Dès les années 1980, émerge la thématique des charges sociales. Il y a cette idée que la dépense publique est mauvaise en soi et qu’on va essayer de la transmettre au secteur privé, donc d’individualiser la couverture des risques comme la maladie. On assiste alors et jusqu’à aujourd’hui à la montée de la défiance vis-à-vis de l’État : il y a ainsi une volonté politique pour que l’hôpital soit sous-doté, avec l’idée de développer les cliniques privées. On place l’hôpital public dans une logique de performance comptable avec la T2A et le tournant ambulatoire : on a invité les hôpitaux à ne pas garder les malades et ils doivent faire le contraire dans cette crise. Un hôpital sur la logique de rentabilité est incapable de soigner.

– Quelles doivent être les priorités au moment de la sortie de crise ?

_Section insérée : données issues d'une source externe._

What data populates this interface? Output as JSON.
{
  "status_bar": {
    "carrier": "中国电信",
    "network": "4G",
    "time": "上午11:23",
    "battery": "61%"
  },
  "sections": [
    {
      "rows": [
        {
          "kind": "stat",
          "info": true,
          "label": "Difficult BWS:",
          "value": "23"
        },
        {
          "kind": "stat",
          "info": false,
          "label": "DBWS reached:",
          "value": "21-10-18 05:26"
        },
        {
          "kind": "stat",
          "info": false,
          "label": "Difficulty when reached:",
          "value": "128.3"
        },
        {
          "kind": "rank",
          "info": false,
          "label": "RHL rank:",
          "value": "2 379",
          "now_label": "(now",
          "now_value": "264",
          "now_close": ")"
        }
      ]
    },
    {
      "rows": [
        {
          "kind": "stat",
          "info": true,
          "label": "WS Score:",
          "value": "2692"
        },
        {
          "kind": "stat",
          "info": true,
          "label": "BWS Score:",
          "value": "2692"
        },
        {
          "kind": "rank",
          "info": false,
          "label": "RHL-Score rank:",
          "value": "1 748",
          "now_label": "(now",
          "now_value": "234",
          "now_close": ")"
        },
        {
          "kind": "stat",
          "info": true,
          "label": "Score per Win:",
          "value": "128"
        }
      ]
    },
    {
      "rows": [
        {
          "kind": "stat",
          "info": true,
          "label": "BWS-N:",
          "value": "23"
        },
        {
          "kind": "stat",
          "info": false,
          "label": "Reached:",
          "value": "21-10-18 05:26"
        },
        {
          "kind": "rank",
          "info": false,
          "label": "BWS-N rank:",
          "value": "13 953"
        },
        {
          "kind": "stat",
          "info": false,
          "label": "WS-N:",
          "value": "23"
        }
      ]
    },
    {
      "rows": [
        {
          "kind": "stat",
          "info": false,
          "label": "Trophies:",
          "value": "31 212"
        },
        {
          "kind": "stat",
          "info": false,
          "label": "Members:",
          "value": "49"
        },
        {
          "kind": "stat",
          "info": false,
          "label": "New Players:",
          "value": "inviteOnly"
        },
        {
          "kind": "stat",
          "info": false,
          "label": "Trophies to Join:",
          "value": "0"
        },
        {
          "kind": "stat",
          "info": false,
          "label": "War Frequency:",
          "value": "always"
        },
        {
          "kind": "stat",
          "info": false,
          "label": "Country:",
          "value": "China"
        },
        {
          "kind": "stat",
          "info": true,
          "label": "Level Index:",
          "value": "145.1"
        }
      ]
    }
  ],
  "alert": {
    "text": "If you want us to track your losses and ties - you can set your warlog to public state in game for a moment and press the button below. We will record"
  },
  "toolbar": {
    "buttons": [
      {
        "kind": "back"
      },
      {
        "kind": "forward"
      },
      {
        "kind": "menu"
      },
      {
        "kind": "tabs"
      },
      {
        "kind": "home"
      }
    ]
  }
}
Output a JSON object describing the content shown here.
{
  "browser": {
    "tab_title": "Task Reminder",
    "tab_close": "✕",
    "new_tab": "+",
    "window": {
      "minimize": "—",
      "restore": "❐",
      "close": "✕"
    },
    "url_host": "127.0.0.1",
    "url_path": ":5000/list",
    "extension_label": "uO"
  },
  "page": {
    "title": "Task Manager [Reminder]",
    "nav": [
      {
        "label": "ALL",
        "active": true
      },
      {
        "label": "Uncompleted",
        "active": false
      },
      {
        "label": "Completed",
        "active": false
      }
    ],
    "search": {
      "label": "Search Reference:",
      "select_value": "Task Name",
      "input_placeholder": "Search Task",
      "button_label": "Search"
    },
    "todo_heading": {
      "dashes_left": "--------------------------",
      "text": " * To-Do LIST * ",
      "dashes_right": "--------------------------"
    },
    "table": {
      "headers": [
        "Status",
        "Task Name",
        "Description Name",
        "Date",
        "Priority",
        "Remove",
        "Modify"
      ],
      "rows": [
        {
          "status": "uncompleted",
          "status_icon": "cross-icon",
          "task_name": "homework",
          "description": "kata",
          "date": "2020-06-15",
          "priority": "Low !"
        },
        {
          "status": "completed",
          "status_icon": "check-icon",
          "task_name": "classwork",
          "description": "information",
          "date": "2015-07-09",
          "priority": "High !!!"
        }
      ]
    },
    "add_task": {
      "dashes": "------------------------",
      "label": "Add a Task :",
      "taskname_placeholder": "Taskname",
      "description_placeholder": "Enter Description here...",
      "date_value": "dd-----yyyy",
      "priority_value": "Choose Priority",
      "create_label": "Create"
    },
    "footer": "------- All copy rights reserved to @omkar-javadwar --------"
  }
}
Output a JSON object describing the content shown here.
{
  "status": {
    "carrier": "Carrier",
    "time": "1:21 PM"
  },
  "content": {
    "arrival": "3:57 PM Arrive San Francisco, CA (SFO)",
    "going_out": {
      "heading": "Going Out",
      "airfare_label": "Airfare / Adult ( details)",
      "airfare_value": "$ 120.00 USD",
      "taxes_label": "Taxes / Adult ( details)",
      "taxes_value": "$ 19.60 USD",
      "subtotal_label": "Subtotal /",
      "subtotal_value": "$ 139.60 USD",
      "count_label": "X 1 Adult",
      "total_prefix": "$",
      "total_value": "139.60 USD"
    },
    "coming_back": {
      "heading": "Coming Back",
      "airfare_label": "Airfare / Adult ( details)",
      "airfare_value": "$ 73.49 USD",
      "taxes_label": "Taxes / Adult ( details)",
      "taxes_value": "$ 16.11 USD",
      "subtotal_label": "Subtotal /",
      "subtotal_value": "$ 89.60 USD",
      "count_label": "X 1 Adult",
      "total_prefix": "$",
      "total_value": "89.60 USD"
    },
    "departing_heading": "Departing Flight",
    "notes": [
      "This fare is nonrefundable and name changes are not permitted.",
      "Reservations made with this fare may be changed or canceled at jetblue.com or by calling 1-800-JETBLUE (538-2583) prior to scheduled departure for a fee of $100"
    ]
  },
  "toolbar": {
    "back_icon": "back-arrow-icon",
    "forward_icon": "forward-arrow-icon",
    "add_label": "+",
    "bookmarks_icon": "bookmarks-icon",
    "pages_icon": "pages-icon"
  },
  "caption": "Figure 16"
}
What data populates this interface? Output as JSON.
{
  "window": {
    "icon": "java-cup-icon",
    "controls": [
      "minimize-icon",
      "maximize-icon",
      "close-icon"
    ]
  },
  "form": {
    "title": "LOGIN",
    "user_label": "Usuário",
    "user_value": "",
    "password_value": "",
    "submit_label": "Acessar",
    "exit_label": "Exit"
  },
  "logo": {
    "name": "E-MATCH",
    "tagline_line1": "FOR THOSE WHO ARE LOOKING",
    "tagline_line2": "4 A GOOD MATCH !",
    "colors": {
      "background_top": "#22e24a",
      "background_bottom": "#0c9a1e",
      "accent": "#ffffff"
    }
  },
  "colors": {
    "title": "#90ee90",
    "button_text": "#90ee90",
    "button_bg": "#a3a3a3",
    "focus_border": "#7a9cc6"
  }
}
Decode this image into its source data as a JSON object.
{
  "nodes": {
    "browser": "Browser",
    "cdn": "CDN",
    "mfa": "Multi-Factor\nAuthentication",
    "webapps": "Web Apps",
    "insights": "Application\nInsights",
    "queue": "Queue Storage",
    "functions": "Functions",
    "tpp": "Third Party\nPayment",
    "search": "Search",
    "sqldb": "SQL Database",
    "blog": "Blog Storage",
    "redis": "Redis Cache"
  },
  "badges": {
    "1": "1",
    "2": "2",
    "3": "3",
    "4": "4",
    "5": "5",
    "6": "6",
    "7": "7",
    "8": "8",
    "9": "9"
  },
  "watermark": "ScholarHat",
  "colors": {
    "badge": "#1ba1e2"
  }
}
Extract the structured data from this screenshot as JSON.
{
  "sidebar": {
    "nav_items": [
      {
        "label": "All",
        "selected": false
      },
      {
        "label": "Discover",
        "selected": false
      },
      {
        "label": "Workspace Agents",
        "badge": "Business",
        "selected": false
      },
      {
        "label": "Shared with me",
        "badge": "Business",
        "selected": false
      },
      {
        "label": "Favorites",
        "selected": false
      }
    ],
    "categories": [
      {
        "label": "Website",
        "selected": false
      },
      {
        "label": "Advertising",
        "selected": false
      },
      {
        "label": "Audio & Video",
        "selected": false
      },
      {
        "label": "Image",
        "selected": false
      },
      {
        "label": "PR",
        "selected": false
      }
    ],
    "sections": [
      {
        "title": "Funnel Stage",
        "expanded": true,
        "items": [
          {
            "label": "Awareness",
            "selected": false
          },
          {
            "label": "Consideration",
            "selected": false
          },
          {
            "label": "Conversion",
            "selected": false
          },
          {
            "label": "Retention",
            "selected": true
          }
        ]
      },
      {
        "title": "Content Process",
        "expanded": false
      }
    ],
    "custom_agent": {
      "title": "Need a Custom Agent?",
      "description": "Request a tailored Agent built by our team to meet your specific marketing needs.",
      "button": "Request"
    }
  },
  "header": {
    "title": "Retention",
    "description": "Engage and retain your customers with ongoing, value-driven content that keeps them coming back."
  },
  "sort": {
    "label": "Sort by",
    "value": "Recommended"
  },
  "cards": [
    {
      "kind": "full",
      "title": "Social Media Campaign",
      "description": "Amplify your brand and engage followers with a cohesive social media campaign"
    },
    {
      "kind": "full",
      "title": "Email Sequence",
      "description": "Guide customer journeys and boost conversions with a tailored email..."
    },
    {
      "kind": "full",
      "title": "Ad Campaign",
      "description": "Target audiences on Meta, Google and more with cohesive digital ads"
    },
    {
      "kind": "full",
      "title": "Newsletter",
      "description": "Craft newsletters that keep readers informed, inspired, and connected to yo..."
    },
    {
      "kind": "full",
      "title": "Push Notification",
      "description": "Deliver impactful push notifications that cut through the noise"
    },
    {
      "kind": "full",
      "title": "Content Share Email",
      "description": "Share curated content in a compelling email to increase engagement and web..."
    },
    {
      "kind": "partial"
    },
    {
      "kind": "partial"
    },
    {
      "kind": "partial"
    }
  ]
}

À l’origine de tous nos maux, il y a la fin de la défense du service public. C’est ça qu’il va falloir questionner à la sortie de la crise. On applaudit à 20 h le service public, pas le privé. Actuellement, c’est la notion d’État gestionnaire qui est mise à mal, ce dogme selon lequel tout, même le service public, doit être géré comme une entreprise privée.

Cela devrait impliquer de déployer plus de ressources collectives en faveur du service public. Ce qui pose la question des impôts que les gouvernements se vantent toujours de réduire. Il faudrait repenser l’impôt en fonction de la justice sociale, prélever l’argent sur la richesse et sur le capital. Aujourd’hui, un tiers de la richesse va vers les actionnaires. Le président de la République a fait un éloge de l’État providence dans son discours du 12 mars et a annoncé, le 25 mars, un plan d’investissement pour l’hôpital. On verra si ces mots sont suivis d’effets. En tout cas, le minimum serait d’avoir conscience des priorités : ne pas alléger la fortune des plus fortunés comme il l’a fait mais augmenter le salaire des professionnels de santé.

Il y aura un après. La façon de penser sera radicalement différente. Certes, au moment de la crise de 2008, la prise de conscience n’a duré que quatre mois. Je pense que, cette fois, ce sera différent. Surtout quand on va commencer à voir les conséquences dévastatrices du système de santé des États-Unis pour nombre d’Américains qui n’ont pas de couverture et ne pourront se faire soigner pour des raisons financières.

En sortie de crise, on devrait faire le tri entre ceux qui servent la population et les autres. Il pourrait y avoir une revalorisation des salaires des premiers. Et c’est là qu’on retombe sur les régimes spéciaux si durement attaqués par la réforme des retraites. Ce sont des métiers en première ligne aujourd’hui : les conducteurs de métro et de bus, les agents SNCF, les agents EDF, la police, la gendarmerie, les enseignants qui sont présents pour les enfants des soignants et qui assurent une continuité pédagogique à distance… et bien sûr, et en premier lieu, le personnel hospitalier. Il peut y avoir une prise de conscience de la population.